As recently as March 26, the Wall Street Journal editorial board was celebrating DeSantis, a Republican, for refusing to put the state in lockdown and “charting a slightly different course.” That course is one where many more of his state’s residents are going to die unnecessarily.

But that kind of rhetoric is par for the course during this pandemic, which has seen a level of partisan divide that boggles the mind. Republicans, led by President Trump, have often insisted that Americans shouldn’t be overly concerned with the global pandemic and that the media has only talked about it to sow panic and despair. But Trump’s fixation on media coverage of the covid-19 crisis is likely another example of his numerous psychological projections, accusing others of the things that he’s guilty of doing on a regular basis. Over the weekend, Trump bragged that his daily covid-19 briefings on the deadly pandemic were getting great TV ratings.

“Because the ‘Ratings’ of my News Conferences etc. are so high, ‘Bachelor finale, Monday Night Football type numbers’ according to the @nytimes, the Lamestream Media is going CRAZY,” Trump tweeted on Sunday, adding four additional tweets to quote a New York Times article about his “ratings.”

However, it seems Trump is at least adjusting his tune on the deadliness of the virus, something that he used to compare to the seasonal flu. The flu has a mortality rate of roughly 0.1 per cent, while covid-19 has several times that. Now Trump appears to be managing expectations and preemptively declaring anything less than 200,000 American deaths as a win for his regime.
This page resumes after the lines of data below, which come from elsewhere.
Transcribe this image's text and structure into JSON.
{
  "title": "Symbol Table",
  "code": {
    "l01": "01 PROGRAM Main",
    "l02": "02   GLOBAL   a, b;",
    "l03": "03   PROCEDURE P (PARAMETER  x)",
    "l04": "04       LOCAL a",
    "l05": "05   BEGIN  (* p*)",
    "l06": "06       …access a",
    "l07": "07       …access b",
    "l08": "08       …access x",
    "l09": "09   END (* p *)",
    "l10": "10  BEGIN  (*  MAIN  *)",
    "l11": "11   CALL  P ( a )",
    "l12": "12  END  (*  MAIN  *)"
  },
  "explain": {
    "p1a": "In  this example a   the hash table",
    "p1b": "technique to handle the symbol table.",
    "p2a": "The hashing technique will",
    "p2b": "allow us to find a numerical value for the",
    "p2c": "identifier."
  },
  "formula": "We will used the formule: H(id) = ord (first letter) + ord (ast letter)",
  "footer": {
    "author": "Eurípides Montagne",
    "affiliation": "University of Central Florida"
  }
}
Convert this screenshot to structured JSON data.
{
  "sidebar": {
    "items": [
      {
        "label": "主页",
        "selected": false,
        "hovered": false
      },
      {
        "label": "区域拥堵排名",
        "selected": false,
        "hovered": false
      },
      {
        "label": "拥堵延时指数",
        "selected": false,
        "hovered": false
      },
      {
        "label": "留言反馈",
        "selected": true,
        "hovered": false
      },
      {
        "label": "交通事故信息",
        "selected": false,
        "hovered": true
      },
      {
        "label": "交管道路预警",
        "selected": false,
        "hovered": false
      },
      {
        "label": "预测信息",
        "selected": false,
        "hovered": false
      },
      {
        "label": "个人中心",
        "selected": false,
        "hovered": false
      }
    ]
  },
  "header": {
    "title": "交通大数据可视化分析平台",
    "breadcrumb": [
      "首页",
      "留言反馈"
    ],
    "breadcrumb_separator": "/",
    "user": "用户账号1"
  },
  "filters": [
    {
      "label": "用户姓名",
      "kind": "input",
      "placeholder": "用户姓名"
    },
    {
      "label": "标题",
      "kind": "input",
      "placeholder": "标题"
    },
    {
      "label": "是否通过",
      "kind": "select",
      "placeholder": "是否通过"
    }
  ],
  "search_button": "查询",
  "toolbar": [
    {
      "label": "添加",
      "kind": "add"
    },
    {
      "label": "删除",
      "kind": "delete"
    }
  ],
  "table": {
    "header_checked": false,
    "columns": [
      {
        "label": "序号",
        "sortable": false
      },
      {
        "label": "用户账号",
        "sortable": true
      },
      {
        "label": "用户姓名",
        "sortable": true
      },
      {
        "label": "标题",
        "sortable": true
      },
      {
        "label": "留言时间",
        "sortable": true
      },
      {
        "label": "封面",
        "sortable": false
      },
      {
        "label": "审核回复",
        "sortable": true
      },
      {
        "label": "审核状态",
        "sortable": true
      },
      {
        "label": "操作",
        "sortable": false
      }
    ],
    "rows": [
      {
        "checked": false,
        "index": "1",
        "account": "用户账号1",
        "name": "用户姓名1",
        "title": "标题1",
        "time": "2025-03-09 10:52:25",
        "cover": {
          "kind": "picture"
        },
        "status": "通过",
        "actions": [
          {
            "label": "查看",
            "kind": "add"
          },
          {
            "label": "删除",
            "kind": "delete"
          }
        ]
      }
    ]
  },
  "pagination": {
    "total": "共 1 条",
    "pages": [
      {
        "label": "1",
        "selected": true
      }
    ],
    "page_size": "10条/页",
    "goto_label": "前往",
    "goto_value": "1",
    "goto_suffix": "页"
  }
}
“So you’re talking about 2.2 million deaths, 2.2 million people from this,” Trump said from the White House on Sunday, referring to the worst-case models.

“And so if we could hold that down, as we’re saying, to 100,000 — it’s a horrible number, maybe even less — but to 100,000. So we have between 100 and 200,000, and we all together have done a very good job.”

An estimated 116,516 Americans died in World War I, and 418,500 died in World War II. Needless to say, the Trump regime’s massive failures to prepare for the pandemic could not be described as a “very good job.”